Building a multimodal imaging classifier for prediction of clinical outcomes in brain related disorders

Principal Investigator: Professor Karsten Borgwardt
Approved Research ID: 29985
Approval date: March 15th 2018

Lay summary

The aim of this project is to improve the prediction of disease health status using brain imaging data. We benefit from Machine Learning techniques to develop a multimodal classifier working on features extracted from different types of Brain MRI (including anatomical, diffusion and functional). Our primary goal is to build a classifier to predict a phenotype of interest, such as a type of brain disorder or disease prognosis, from multiple imaging modalities. We also aim to make an emphasis on learning interpretable features, allowing to find associations between image patterns and phenotype. Understanding the complexity of our brain is a key factor to facilitate clinical prediction, prevention and treatment of brain disorders, such as Dementia, Alzheimer's disease, and Unipolar Depression. While it is known that certain biomarkers extracted from specific imaging modalities might be informative for a given disease, we are still far from understanding how we could benefit from efficiently combining multiple imaging modalities and other sources of information. The UK Biobank is an extremely valuable data source for this purpose, providing imaging data obtained with different techniques as well as clinical information on a large scale number of subjects.
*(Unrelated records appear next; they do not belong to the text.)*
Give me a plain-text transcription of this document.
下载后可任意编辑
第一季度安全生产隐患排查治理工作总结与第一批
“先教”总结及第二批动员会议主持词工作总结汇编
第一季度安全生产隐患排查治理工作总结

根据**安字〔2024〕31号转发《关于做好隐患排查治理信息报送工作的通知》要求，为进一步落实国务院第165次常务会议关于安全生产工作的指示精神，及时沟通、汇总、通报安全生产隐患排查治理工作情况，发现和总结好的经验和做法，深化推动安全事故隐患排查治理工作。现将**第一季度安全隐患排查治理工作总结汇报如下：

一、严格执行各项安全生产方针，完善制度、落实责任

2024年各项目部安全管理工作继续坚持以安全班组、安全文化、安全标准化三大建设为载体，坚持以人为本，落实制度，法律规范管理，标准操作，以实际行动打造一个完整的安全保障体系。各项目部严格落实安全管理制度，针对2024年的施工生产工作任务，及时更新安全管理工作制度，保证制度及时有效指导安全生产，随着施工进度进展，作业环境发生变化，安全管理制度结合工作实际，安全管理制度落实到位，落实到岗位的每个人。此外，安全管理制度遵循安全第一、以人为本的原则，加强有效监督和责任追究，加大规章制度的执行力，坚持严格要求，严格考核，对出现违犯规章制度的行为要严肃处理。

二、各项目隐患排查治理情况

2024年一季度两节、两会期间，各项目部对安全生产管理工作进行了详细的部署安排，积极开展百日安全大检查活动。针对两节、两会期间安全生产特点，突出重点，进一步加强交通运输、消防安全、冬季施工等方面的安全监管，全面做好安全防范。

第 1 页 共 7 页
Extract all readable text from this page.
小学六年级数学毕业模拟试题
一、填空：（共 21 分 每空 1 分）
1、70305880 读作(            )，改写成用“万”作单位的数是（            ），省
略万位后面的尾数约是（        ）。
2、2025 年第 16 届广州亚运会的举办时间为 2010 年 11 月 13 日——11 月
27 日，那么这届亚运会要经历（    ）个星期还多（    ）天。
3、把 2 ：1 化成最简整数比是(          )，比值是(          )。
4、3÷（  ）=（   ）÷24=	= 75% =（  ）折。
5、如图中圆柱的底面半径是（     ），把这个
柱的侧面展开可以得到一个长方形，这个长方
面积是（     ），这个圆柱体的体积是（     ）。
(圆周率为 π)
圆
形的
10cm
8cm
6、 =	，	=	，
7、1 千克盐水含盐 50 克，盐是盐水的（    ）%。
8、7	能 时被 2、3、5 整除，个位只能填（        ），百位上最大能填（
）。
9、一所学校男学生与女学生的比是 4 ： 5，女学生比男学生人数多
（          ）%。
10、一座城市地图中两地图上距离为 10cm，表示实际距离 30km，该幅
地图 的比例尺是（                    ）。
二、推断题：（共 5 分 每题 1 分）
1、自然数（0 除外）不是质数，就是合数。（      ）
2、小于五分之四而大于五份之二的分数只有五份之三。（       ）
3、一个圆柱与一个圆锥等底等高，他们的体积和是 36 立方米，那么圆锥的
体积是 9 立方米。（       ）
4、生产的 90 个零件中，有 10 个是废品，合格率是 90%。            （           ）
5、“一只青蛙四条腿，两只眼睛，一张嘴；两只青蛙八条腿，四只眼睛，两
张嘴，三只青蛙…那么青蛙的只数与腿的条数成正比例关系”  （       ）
We will build a machine learning pipeline to perform the following two key steps: (1) learn informative features across multiple imaging modalities and (2) use those features to design improved clinical predictors. Building on state-of-the-art machine learning methods, we will develop an algorithm to predict health-related phenotypes from multiple Brain MRI data and to identify the features that are most associated with a disease and its progression. Upon completion, our research will help clinicians make better use of machine learning to improve diagnosis and personalise medical treatment. Full cohort for brain imaging data and the complementary clinical information.